The State Lands Commission, established in 1938, manages four million acres of tide and submerged lands and the beds of navigable rivers, streams, lakes, bays, estuaries, inlets, and straits. Along the California coast, the Commission’s jurisdiction is the ambulatory boundary of the mean high tide line out to the state/federal water boundary three nautical miles offshore. The Commission protects the lands and resources entrusted to its care through balanced management, marine protection and pollution prevention, adaptation to climate change, and ensuring public access to these lands and waters for current and future generations. The Commission manages these lands in accordance with the Public Trust Doctrine, which means that it determines the appropriate uses in the best interest of the state for the maximum public benefit.

The Port of San Diego serves the people of California as a specially created district, balancing multiple uses on 34 miles along San Diego Bay spanning five cities. Collecting no tax dollars, the Port manages a diverse portfolio to generate revenues that support vital public services and amenities. The Port champions commerce, navigation, fishing, recreation, and environmental stewardship all focused on enriching the relationship people and businesses have with our dynamic waterfront. From cargo and cruise terminals to hotels and restaurants, from marinas to museums, from 22 public parks to countless events, the Port contributes to the region’s prosperity and remarkable way of life on a daily basis.

Collaboration between the State Lands Commission and the Port of San Diego is a natural proposition as we share many of the same responsibilities as trustees and grantees of Public Trust lands. To achieve objectives in their Strategic Plan (adopted in 2015), the State Lands Commission spearheaded this effort to proactively plan for future and expanding uses in their jurisdiction in the ocean space. As a land and resource trust manager, the Commission is responsible for sustainable public land management and balanced resource protection throughout tide and submerged lands.

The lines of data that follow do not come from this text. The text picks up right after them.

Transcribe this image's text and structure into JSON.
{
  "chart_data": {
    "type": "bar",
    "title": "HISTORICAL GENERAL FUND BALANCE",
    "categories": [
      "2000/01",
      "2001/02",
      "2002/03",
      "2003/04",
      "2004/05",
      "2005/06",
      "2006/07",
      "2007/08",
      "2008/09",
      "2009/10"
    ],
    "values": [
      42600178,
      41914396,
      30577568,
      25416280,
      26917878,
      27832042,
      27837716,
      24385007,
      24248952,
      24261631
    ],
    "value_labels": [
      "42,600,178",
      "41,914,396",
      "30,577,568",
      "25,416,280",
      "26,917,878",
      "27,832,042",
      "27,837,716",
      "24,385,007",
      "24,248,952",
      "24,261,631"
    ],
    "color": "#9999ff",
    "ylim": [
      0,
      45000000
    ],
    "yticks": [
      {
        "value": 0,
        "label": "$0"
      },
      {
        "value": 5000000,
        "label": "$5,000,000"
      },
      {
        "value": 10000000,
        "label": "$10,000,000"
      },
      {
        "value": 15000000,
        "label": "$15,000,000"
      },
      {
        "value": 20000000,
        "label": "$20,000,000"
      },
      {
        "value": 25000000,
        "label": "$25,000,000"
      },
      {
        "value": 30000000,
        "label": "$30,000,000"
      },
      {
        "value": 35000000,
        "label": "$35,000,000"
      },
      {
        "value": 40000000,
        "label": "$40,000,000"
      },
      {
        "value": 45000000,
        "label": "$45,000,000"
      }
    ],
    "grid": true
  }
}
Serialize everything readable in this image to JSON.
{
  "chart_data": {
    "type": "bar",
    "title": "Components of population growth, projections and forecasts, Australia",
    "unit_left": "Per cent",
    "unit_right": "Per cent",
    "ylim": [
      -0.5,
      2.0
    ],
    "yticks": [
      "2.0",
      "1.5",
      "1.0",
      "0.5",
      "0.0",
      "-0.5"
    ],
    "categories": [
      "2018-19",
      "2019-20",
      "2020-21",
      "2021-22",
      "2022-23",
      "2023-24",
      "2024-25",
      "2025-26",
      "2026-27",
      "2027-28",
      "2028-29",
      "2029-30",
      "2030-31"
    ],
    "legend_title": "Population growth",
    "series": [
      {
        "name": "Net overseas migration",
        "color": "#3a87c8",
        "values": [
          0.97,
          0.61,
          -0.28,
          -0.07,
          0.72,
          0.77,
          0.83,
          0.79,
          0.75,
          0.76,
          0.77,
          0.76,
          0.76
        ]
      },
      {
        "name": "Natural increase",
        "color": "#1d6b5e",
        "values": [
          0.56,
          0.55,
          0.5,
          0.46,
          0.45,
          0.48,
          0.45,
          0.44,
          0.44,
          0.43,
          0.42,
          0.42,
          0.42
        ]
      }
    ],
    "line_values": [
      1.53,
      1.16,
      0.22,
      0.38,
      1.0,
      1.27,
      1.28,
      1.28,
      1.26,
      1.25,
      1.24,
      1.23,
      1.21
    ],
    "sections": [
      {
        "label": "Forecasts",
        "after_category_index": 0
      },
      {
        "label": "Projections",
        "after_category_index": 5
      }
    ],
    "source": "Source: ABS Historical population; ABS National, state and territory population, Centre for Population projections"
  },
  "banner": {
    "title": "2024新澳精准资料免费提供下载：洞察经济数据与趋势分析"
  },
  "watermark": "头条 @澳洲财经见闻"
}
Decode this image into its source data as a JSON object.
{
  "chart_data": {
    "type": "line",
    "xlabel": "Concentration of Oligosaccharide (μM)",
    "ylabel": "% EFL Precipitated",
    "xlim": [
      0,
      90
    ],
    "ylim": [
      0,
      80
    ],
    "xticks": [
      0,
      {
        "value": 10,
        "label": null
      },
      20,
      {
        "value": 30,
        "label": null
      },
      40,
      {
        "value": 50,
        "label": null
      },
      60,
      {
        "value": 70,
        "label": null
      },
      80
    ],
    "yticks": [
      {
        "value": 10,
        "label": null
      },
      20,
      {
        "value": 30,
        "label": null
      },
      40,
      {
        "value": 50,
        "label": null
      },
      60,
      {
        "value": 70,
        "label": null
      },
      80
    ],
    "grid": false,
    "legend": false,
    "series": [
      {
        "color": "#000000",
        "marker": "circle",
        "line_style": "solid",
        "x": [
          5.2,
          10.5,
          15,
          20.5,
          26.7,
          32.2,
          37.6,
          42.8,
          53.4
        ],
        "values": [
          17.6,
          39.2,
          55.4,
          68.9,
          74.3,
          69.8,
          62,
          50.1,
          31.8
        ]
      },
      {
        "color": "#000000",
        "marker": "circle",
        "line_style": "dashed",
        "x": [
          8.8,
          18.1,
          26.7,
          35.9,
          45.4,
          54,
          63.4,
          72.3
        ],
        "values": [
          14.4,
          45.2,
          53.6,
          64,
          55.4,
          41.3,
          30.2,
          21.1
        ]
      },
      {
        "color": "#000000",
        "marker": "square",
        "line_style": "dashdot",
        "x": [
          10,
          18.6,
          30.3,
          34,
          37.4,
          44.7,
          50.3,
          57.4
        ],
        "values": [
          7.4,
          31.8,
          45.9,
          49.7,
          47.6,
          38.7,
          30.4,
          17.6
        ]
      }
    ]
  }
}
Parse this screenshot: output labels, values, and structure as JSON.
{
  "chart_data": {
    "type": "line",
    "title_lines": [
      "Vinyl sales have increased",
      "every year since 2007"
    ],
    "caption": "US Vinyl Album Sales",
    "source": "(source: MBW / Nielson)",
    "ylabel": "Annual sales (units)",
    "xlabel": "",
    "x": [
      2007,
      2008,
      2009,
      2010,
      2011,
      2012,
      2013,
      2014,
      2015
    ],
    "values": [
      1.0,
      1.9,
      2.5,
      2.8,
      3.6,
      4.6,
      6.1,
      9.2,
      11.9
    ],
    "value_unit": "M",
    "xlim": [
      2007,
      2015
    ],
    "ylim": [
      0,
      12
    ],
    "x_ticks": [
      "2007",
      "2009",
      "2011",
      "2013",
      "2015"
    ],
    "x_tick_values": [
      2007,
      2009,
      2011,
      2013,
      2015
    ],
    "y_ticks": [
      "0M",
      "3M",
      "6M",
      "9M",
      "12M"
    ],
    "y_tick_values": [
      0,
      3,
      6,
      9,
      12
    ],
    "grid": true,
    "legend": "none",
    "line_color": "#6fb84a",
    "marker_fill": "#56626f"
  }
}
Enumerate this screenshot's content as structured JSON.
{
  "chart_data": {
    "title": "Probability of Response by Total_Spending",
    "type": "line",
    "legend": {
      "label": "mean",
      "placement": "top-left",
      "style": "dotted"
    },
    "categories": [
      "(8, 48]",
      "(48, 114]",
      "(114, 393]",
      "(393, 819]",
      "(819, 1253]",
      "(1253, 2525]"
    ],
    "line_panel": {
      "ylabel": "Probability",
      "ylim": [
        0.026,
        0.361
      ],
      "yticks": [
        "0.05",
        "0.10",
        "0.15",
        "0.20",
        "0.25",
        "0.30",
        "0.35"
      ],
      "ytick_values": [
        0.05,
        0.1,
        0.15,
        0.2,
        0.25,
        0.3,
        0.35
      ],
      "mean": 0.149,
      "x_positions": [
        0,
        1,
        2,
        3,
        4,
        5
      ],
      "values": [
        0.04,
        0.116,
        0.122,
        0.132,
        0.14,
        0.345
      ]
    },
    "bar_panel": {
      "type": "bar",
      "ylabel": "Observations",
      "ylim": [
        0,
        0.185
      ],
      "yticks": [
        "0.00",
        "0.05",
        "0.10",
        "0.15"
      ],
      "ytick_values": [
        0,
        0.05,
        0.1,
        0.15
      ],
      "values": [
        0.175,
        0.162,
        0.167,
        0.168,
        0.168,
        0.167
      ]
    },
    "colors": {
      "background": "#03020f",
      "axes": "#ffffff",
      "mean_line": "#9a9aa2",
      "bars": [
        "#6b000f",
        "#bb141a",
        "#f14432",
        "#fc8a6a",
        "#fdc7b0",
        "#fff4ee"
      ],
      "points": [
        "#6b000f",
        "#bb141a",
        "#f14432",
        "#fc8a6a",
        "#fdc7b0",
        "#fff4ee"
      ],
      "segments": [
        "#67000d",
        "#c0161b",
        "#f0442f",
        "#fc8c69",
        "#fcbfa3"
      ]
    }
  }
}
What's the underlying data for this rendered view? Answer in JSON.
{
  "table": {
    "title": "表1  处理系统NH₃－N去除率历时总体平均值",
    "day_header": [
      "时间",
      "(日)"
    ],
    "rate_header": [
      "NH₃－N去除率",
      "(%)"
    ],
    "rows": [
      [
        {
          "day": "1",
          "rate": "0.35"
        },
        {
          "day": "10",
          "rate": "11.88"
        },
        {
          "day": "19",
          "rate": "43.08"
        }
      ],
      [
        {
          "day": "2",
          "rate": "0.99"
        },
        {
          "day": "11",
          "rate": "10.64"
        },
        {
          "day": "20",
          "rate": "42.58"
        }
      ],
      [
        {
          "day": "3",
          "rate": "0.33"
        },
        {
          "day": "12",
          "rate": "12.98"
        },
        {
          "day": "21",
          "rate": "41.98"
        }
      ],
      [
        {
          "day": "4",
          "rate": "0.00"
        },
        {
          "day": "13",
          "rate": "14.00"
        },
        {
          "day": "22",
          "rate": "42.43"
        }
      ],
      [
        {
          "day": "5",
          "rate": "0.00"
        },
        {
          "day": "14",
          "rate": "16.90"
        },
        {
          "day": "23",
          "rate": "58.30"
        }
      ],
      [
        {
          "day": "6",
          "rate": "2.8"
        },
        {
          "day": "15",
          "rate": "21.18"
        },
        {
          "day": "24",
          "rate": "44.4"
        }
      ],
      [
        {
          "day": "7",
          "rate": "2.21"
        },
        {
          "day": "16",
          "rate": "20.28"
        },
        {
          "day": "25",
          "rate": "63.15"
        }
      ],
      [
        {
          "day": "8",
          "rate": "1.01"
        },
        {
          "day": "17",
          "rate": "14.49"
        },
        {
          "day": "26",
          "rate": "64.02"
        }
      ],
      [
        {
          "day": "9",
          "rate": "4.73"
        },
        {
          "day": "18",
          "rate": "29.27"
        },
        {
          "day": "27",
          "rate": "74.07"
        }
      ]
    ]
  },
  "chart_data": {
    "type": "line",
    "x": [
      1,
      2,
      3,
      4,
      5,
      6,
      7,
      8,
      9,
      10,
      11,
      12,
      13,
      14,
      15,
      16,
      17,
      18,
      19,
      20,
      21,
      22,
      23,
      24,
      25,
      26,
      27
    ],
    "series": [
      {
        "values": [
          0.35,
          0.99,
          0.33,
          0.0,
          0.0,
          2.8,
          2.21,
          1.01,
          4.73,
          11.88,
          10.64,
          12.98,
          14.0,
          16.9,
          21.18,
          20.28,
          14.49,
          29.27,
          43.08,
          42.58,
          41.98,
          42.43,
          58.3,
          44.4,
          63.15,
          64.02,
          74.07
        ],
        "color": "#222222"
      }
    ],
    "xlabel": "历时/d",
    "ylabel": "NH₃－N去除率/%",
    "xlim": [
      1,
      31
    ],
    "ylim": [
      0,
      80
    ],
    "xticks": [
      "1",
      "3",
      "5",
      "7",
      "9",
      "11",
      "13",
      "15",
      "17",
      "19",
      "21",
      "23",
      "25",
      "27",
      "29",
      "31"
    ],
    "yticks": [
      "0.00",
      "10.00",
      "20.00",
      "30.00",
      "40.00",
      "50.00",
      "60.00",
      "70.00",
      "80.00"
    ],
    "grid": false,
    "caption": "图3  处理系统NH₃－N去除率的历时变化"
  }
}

The Port of San Diego is an ideal partner for such an endeavor for many reasons: the Port is a hub for a large variety of marine uses, it has strong relationships with local and regional stakeholders, and has a diverse and broad knowledge of the environmental, social, and economic issues in and around San Diego. Plus, an area of the Pacific Ocean off of Imperial Beach is a part of the Port of San Diego’s management responsibilities. As a trustee, the Port of San Diego was selected by the Commission to join this strategic partnership.